This week, Adobe, producer of Photoshop and other creative software made a landmark announcement: the Creative Cloud just ate the Creative Suite.
Going forward, Adobe will not sell boxed versions of its Creative Suite products like the aforementioned Photoshop. Buyers will have to purchase software subscriptions, meaning you can only use a piece of software as long as you pay Adobe a monthly fee for access to its Creative Cloud.
This is a massive paradigm shift for the software industry, and quite a controversial one. The proponents of Adobe’s move applaud the company’s high-end $49.99/month package, which includes access to software that costs thousands of dollars at retail, as well as regular upgrades and enhancements.
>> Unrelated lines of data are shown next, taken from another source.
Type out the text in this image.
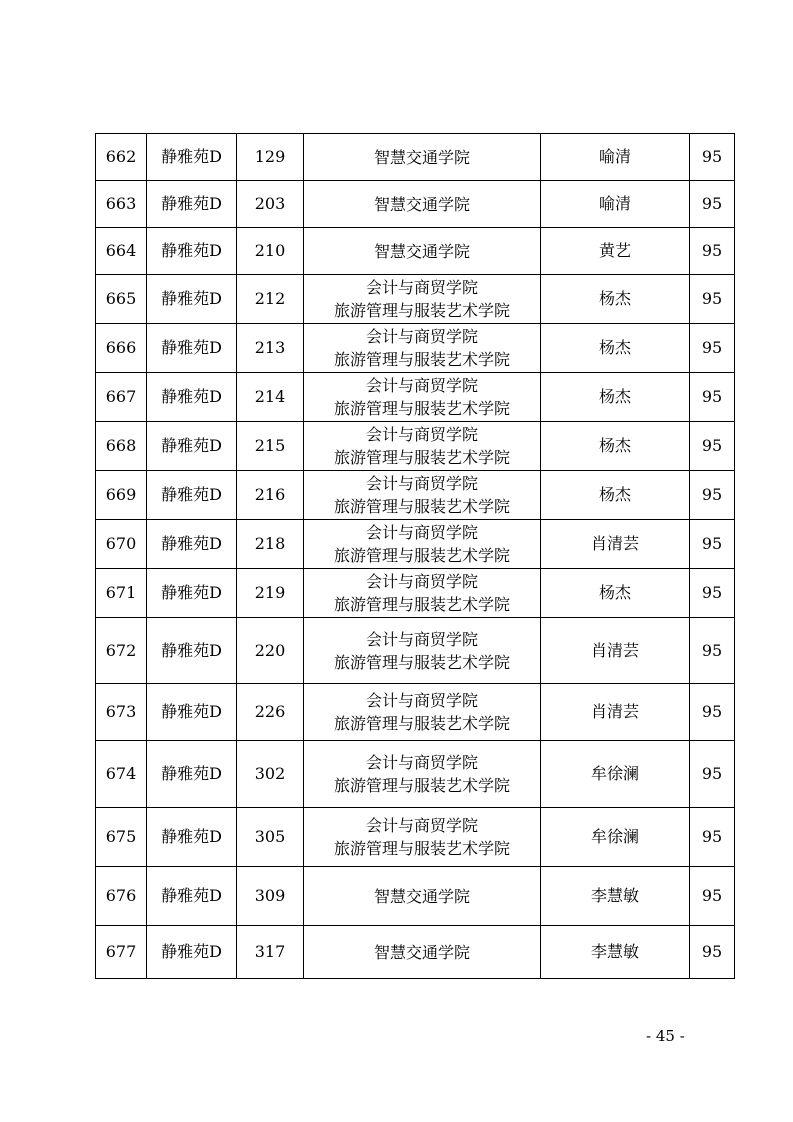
662	静雅苑D	129	智慧交通学院	喻清	95
663	静雅苑D	203	智慧交通学院	喻清	95
664	静雅苑D	210	智慧交通学院	黄艺	95
665	静雅苑D	212	会计与商贸学院
旅游管理与服装艺术学院	杨杰	95
666	静雅苑D	213	会计与商贸学院
旅游管理与服装艺术学院	杨杰	95
667	静雅苑D	214	会计与商贸学院
旅游管理与服装艺术学院	杨杰	95
668	静雅苑D	215	会计与商贸学院
旅游管理与服装艺术学院	杨杰	95
669	静雅苑D	216	会计与商贸学院
旅游管理与服装艺术学院	杨杰	95
670	静雅苑D	218	会计与商贸学院
旅游管理与服装艺术学院	肖清芸	95
671	静雅苑D	219	会计与商贸学院
旅游管理与服装艺术学院	杨杰	95
672	静雅苑D	220	会计与商贸学院
旅游管理与服装艺术学院	肖清芸	95
673	静雅苑D	226	会计与商贸学院
旅游管理与服装艺术学院	肖清芸	95
674	静雅苑D	302	会计与商贸学院
旅游管理与服装艺术学院	牟徐澜	95
675	静雅苑D	305	会计与商贸学院
旅游管理与服装艺术学院	牟徐澜	95
676	静雅苑D	309	智慧交通学院	李慧敏	95
677	静雅苑D	317	智慧交通学院	李慧敏	95
- 45 -
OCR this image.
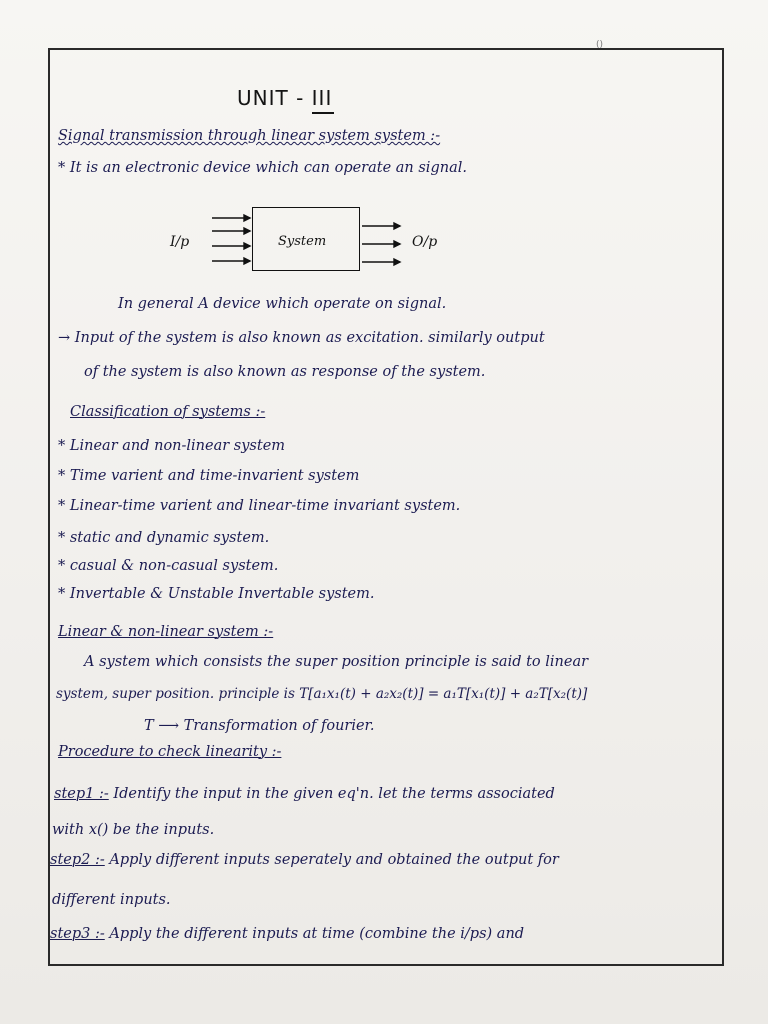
()
UNIT - III
Signal transmission through linear system system :-
* It is an electronic device which can operate an signal.
System
I/p	O/p
In general A device which operate on signal.
→ Input of the system is also known as excitation. similarly output
of the system is also known as response of the system.
Classification of systems :-
* Linear and non-linear system
* Time varient and time-invarient system
* Linear-time varient and linear-time invariant system.
* static and dynamic system.
* casual & non-casual system.
* Invertable & Unstable Invertable system.
Linear & non-linear system :-
A system which consists the super position principle is said to linear
system, super position. principle is T[a₁x₁(t) + a₂x₂(t)] = a₁T[x₁(t)] + a₂T[x₂(t)]
T ⟶ Transformation of fourier.
Procedure to check linearity :-
step1 :- Identify the input in the given eq'n. let the terms associated
with x() be the inputs.
step2 :- Apply different inputs seperately and obtained the output for
different inputs.
step3 :- Apply the different inputs at time (combine the i/ps) and
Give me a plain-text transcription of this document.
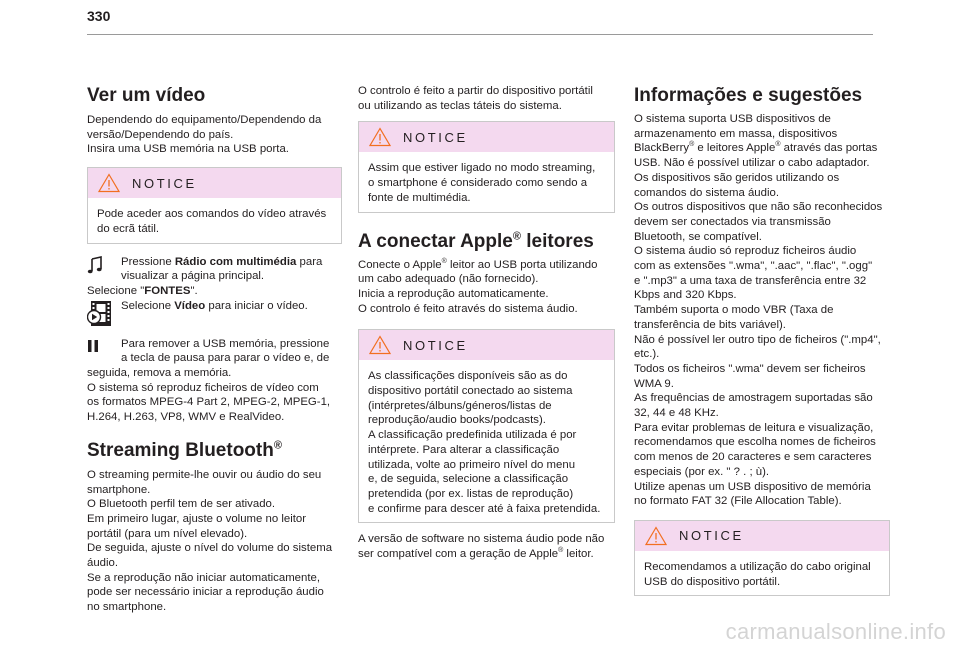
330
Ver um vídeo

Dependendo do equipamento/Dependendo da

versão/Dependendo do país.

Insira uma USB memória na USB porta.

NOTICE

Pode aceder aos comandos do vídeo através

do ecrã tátil.

Pressione Rádio com multimédia para

visualizar a página principal.

Selecione "FONTES".

Selecione Vídeo para iniciar o vídeo.

Para remover a USB memória, pressione

a tecla de pausa para parar o vídeo e, de

seguida, remova a memória.

O sistema só reproduz ficheiros de vídeo com

os formatos MPEG-4 Part 2, MPEG-2, MPEG-1,

H.264, H.263, VP8, WMV e RealVideo.

Streaming Bluetooth®

O streaming permite-lhe ouvir ou áudio do seu

smartphone.

O Bluetooth perfil tem de ser ativado.

Em primeiro lugar, ajuste o volume no leitor

portátil (para um nível elevado).

De seguida, ajuste o nível do volume do sistema

áudio.

Se a reprodução não iniciar automaticamente,

pode ser necessário iniciar a reprodução áudio

no smartphone.

O controlo é feito a partir do dispositivo portátil

ou utilizando as teclas táteis do sistema.

NOTICE

Assim que estiver ligado no modo streaming,

o smartphone é considerado como sendo a

fonte de multimédia.

A conectar Apple® leitores

Conecte o Apple® leitor ao USB porta utilizando

um cabo adequado (não fornecido).

Inicia a reprodução automaticamente.

O controlo é feito através do sistema áudio.

NOTICE

As classificações disponíveis são as do

dispositivo portátil conectado ao sistema

(intérpretes/álbuns/géneros/listas de

reprodução/audio books/podcasts).

A classificação predefinida utilizada é por

intérprete. Para alterar a classificação

utilizada, volte ao primeiro nível do menu

e, de seguida, selecione a classificação

pretendida (por ex. listas de reprodução)

e confirme para descer até à faixa pretendida.

A versão de software no sistema áudio pode não

ser compatível com a geração de Apple® leitor.

Informações e sugestões

O sistema suporta USB dispositivos de

armazenamento em massa, dispositivos

BlackBerry® e leitores Apple® através das portas

USB. Não é possível utilizar o cabo adaptador.

Os dispositivos são geridos utilizando os

comandos do sistema áudio.

Os outros dispositivos que não são reconhecidos

devem ser conectados via transmissão

Bluetooth, se compatível.

O sistema áudio só reproduz ficheiros áudio

com as extensões ".wma", ".aac", ".flac", ".ogg"

e ".mp3" a uma taxa de transferência entre 32

Kbps and 320 Kbps.

Também suporta o modo VBR (Taxa de

transferência de bits variável).

Não é possível ler outro tipo de ficheiros (".mp4",

etc.).

Todos os ficheiros ".wma" devem ser ficheiros

WMA 9.

As frequências de amostragem suportadas são

32, 44 e 48 KHz.

Para evitar problemas de leitura e visualização,

recomendamos que escolha nomes de ficheiros

com menos de 20 caracteres e sem caracteres

especiais (por ex. " ? . ; ù).

Utilize apenas um USB dispositivo de memória

no formato FAT 32 (File Allocation Table).

NOTICE

Recomendamos a utilização do cabo original

USB do dispositivo portátil.

carmanualsonline.info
However, critics are pointing out that for many users, the cost of using Adobe products will rise significantly. In the past, many Photoshop users would only upgrade every two or three generations, paying $200-300 every few years. Now, to upgrade from a past version of Photoshop, they’ll be forced to pay $240 each year for access.
So will we start paying monthly fees for all our software?
I’m not so sure. The 800-pound gorilla of software, Microsoft, is resisting an aggressive move toward a subscription-only model. On a company blog, it noted that it sees a ten-year time horizon before universal acceptance of subscription-based software. Therefore, Adobe’s new strategy represents an interesting test that may impact software buying forever.